Muasır, çağdaş anlamına gelmektedir. Peki biz neden muasır medeniyetler seviyesine ulaşamadık? Bana göre bizim ekonomik, sosyal, kültürel, toplumsal vb. alanlarda bir türlü istediğimiz gelişmeyi gösteremeyişimiz bizim olayları sadece kendimize göre değerlendirmemizden kaynaklanıyor. Bunu biraz açalım isterseniz.

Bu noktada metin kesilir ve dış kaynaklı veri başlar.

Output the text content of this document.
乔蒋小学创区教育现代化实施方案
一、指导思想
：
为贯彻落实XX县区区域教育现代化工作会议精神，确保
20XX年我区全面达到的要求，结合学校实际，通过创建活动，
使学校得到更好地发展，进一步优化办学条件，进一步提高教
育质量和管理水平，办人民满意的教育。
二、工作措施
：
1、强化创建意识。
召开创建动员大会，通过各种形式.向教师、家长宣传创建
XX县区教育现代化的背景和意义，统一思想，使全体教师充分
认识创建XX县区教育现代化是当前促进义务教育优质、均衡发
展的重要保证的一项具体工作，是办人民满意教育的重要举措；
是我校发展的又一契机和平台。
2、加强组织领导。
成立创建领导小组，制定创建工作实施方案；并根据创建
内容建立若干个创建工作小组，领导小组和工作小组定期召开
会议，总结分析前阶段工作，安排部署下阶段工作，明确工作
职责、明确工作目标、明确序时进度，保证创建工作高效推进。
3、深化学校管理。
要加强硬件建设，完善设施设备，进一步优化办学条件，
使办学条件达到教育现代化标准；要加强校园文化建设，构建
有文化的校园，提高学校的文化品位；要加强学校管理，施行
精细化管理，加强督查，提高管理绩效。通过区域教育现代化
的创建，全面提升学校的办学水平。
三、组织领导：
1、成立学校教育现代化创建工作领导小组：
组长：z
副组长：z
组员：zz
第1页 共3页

Bir yanlışı kendimiz yapıyorsak yaptığımız bu yanlış bize gayet normal bir şeymiş gibi geliyor ama yanlışı yapan başkası ise başlıyoruz söylenmeye, şikayete. Örneğin, kırmızı ışıkta geçen bizsek bu bizi hiç rahatsız etmiyor. Sanki gayet normal bir şeymiş gibi düşünüyoruz. Hatta bu bizim hakkımızmış gibi geliyor bize. Kırmızı ışıkta geçen başkası ise hemen başlıyoruz eleştirmeye, söylenmeye. Bu şekilde düşündükçe ve bu şekilde davrandıkça hiçbir ilerleme kaydedemeyiz. Bunun gibi daha birçok örnek verebiliriz.
Ortada yapılan bir yanlış varsa kimin yaptığının bir önemi yoktur. Biz ya da başkası fark etmez. Doğru tektir, bana göresi sana göresi ona göresi olmaz doğrunun. Bana faydası varsa doğru yoksa yanlış mantığıyla daha ne kadar devam edebiliriz?
Nasreddin Hoca’nın fıkrasında olduğu gibi kazanın doğurduğuna inanıyoruz ama kazanın öldüğüne inanmıyoruz. Olması gereken ne kazanın doğurduğuna ne de öldüğüne inanmak. İşte biz bunu başardığımız gün muasır medeniyetler seviyesine doğru ilk adımımızı attık demektir.